Archive for December, 2006

Saboteur

Tuesday, December 12th, 2006

Now here’s a non-rhetorical question.

Ever feel so brain-numbingly bored that you feel the urge to self-destruct?

I’ve been wondering about this lately, if it’s just me, or if it happens to other, more normal people out there. Have you ever stopped in your shoes, as you’re walking down your lovely, yellow-brick, rose-strewn path, and heard this undrownable ringing in your ears? An irritating, high-pitched screaming coming from the depths of your otherwise placid, bordering on frigid, soul?

And it comes around when you’re supposed to be happy, when you’re supposed to be safely ensconced in a life that many envy, in the arms of a dream that you thought you’ve always wanted. For all its publicity, sometimes love and happiness aren’t all that they’re cracked up to be. And the easiest way out is to set yourself aflame.

Sometimes, the temptation to sabotage ourselves is just too much to resist.

I am unwritten, can’t read my mind, I’m undefined
I’m just beginning, the pen’s in my hand, ending unplanned

Staring at the blank page before you
Open up the dirty window
Let the sun illuminate the words that you can not find
Reaching for something in the distance
So close you can almost taste it
Release your inhibitions

Feel the rain on your skin
No one else can feel it for you 
Only you can let it in
No one else, no one else
Can speak the words on your lips
Drench yourself in words unspoken
Live your life with arms wide open 
Today is where your book begins
The rest is still unwritten.

The Pubescent Physician

Saturday, December 2nd, 2006

After 3 months of complete bumhood, during which i gladly let my brain dissolve to mush, i recently decided to (drumroll please)… get a job. Yes, i’ve gone and done it, i’ve actually dispensed advice and medications in exchange for money. Oh, the horror.

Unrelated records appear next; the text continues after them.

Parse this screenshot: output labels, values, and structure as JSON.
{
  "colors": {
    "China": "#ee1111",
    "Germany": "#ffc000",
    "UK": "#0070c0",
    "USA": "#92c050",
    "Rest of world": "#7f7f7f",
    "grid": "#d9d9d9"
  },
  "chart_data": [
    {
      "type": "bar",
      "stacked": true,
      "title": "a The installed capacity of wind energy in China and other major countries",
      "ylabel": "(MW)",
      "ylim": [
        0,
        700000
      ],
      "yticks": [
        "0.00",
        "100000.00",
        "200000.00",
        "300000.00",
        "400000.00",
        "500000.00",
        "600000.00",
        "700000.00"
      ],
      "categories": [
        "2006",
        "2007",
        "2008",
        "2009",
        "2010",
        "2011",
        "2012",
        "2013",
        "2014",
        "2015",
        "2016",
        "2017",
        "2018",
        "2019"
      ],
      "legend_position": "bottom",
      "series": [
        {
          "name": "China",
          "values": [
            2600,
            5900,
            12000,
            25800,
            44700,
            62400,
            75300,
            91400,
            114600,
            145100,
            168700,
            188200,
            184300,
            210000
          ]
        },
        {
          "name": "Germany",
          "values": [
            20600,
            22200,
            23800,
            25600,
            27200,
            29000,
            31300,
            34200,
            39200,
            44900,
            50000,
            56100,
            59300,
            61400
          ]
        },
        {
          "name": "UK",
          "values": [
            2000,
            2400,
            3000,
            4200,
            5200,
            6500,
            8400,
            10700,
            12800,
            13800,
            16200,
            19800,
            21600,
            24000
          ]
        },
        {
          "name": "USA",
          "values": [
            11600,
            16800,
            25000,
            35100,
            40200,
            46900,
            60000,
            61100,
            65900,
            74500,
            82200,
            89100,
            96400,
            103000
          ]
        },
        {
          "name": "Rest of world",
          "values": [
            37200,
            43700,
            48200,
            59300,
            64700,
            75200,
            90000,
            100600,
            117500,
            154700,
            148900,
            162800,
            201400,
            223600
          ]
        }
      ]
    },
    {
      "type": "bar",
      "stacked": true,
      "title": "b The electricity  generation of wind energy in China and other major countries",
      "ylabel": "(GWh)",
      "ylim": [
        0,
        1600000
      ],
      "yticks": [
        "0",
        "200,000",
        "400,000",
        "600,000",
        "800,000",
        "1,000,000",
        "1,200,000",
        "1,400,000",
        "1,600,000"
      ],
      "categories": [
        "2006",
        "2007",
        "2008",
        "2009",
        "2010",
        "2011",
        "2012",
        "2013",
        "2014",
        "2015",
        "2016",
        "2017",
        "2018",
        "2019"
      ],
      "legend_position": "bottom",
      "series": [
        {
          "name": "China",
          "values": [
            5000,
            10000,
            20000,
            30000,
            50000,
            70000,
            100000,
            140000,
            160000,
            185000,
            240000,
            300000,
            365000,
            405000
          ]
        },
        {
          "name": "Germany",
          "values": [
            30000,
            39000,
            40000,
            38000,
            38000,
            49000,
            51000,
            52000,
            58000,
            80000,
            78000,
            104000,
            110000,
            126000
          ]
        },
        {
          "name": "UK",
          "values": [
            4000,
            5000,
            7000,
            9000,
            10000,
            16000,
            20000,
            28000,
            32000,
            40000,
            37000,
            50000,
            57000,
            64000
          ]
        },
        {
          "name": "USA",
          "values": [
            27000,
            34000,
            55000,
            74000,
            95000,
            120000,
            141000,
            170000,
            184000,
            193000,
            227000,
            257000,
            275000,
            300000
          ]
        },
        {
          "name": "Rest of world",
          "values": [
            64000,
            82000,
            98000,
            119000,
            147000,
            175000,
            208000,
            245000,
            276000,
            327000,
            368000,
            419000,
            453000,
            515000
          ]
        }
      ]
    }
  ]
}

Just when i thought i knew what i wanted to do with my life, which would be to depend on my parents for another ten years, then go straight into semi-retirement by finding a Brazilian supermodel with a trust fund. Preferably a male supermodel.

So anyway, after i went off the deep end and accepted these job offers (like i’m sooo in demand), i realized what this meant. Responsibility. Accountability. Consequences of my actions. Shi-ite.

I guess i’m supposed to grow up now, guess i’m supposed to stop whining like a big baby when i get hungry, or gushing to my friends about the latest brain-dead show that i watched. It’s kind of hard to be a doctor when you feel twelve years old inside. It gets even harder when your patients constantly ask how old you are, and you have to respond, with utter confidence, with a number that will satisfy them…a number that may be more than your actual age, and perhaps twice the number that comes to mind when you think of maturity, or credibility, or any other grown-up trait that you’re supposed to have acquired. It’s almost like playing pretend but with a bit more guilt. The shadows of uncertainty plague me till i fall into blissful sleep…and then i wake up the next day, forced to be less of the shallow, selfish bi-atch that i am in real life, and more of the caring, competent physician that i know i also am, if i dig deep, waaaaay deeeeep…

It’s never a good idea to look vulnerable, when you’re a doctor. Then again, it’s probably not the best thing to be a doctor, when you’re twelve years old. Not even Doogie could do that.